Il y a de ces pensées indélébiles, que les sables mouvants de l’histoire ne suffisent pas à anéantir, à noyer sous les épaisses couches constamment régénérées de l’actualité, à reléguer au folklore historique.

Il y a de ces pensées qui sont nées pour résister aux vagues du destin. Malgré les tempêtes passagères ambitionnant de les fracasser contre les rochers de l’invalidité, du politiquement correct, et du révolu.

L’étonnant, agréablement étonnant, c’est quand elles naissent en période de malaise profond. Là, elles doivent faire face à la censure, féroce envers les tentatives de déstabilisation. La censure, ca peut aussi bien être une caste précise, tout comme ca peut être tout le monde. Dans ce deuxième cas, c’est la société entière contre la brebis noire : Ce n’est plus une tentative de discréditer mais une mobilisation générale. C’est toute la pyramide des conventions qui tente d’écraser l’exception. La pensée de Frantz Fanon était cette exception.

Les pensées font l’histoire, dit-on. Mais comme l’homme créé l‘idée à son image, il serait nécessaire de donner parole à l’Homme tout d’abord. Il serait nécessaire de connaître son passé, le précédent fondateur. Quant à l’avenir, sa destinée, nous sommes les seuls à la connaître.

Frantz Fanon est l’un de ces citoyens universels auxquels on ne peut attribuer de nationalité. Né en Martinique, ayant étudié la psychiatrie en France, il passa la plus grande partie de sa vie en Algérie, ou il occupa le poste de Médecin-Chef à l’Hôpital de Blida… Puis, expulsé d’Algérie en 1957, il se rangea aux cotés du FLN. Il mourut à Washington. Sa dépouille gît actuellement à Tunis.
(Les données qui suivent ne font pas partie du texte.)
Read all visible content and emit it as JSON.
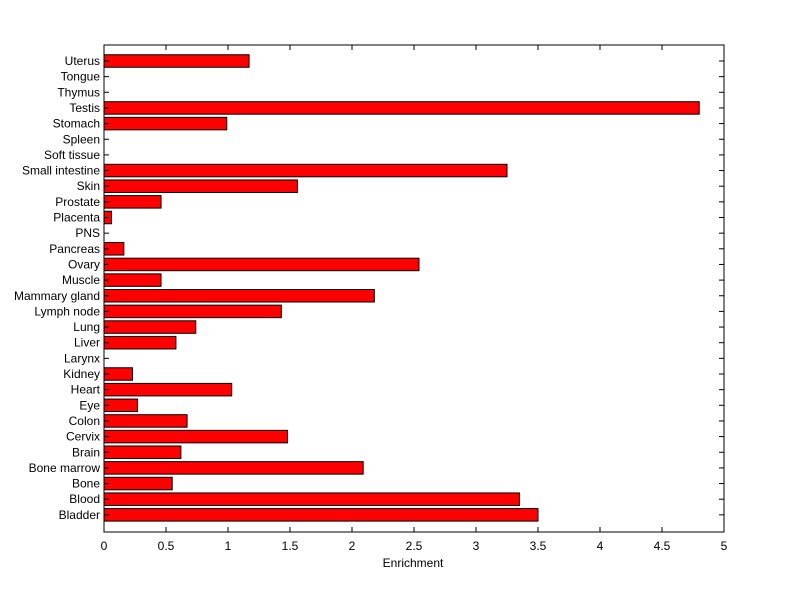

Révolutionnaire exilé, farouche déconstructeur de la pensée coloniale. Il s’opposa, sa vie durant, à l’intellectualisme passif de ceux qui se cachent derrière la coquille vide de la théorie. Il critiqua avec mépris et désinvolture leur manque de réalisme. Le volontarisme débile de ceux qui croyaient qu’une fois le colonialisme fini, l’utopie du tiers-monde pouvait commencer, fit aussi les frais de cette quête vers la transparence. Il avorta leurs rêves, dans sa guerre indifférenciée contre les anciens totems. Et bien sûr, il se fit des ennemis …

Crédit Photo : AFP

Comment se décrivait Frantz Fanon ? Loin de ces personnages d’exception, infatués, imbus, enivrés par quelques lambeaux de gloire, Fanon était un Homme qui Doute .Il le déclarera lui-même.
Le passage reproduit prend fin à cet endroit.